This project implements a complete pipeline for fine-tuning Google's Pegasus model on the CNN/DailyMail dataset for abstractive text summarization. It is built using the Hugging Face transformers library and PyTorch.
- Automated Pipeline: Handles data preprocessing, tokenization, training, and evaluation.
- Metric Tracking: Tracks loss and ROUGE scores (ROUGE-1, ROUGE-2, ROUGE-L) per epoch.
- Visualization: Automatically generates training/validation loss and ROUGE score plots.
- Modular Design: Code is organized into reusable modules within the
src/directory.
-
Clone the repository:
git clone https://github.com/sandeepkumaraau/News-summarizer.git cd News-summarizer -
Install dependencies:
pip install -r requirements.txt
Note: This project requires
torch,transformers,evaluate,nltk, andmatplotlib.
To start the fine-tuning process, simply run the main training script:
python train.pyThe script will:
- Download and preprocess the dataset.
- Fine-tune the Pegasus model.
- Evaluate using ROUGE metrics after every epoch.

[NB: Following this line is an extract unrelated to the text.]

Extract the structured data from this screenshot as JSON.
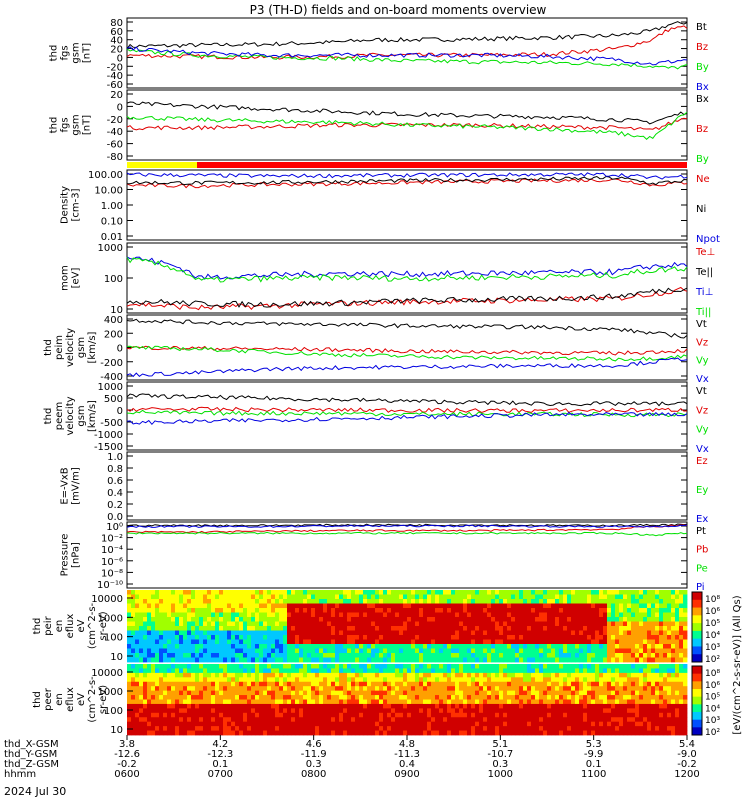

- Save the final model and tokenizer to
outputs/models/final_model. - Save performance plots to the
outputs/directory.
Hyperparameters and model settings are defined in src/config.py. You can modify these values to adjust the training behavior:
MODEL_NAME: The pretrained model checkpoint (default:google/pegasus-cnn_dailymail).EPOCHS: Number of training epochs.LEARNING_RATE: Learning rate for the Adafactor optimizer.BATCH_SIZE: Training and validation batch sizes.DEVICE: Automatically detects CUDA, MPS (Mac), or CPU.
News-summarizer/
├── outputs/ # To save trained models and plots
│ ├── models/
│ └── plots/
├── src/ # The core logic of your application
│ ├── __init__.py
│ ├── config.py # Hyperparameters and constants
│ ├── data.py # Data loading, preprocessing, and collators
│ ├── model.py # Model initialization
│ ├── trainer.py # Training and evaluation loops
│ └── utils.py # Helper functions (cleaning, metrics, plotting)
├── train.py # The main entry point script
├── requirements.txt # List of dependencies
├── .gitignore # Files to ignore
└── README.md
After training is complete, check the outputs/ directory for:
- Saved Model: A Hugging Face compatible model folder.
- Metrics: Plots visualizing the training loss and ROUGE score progression.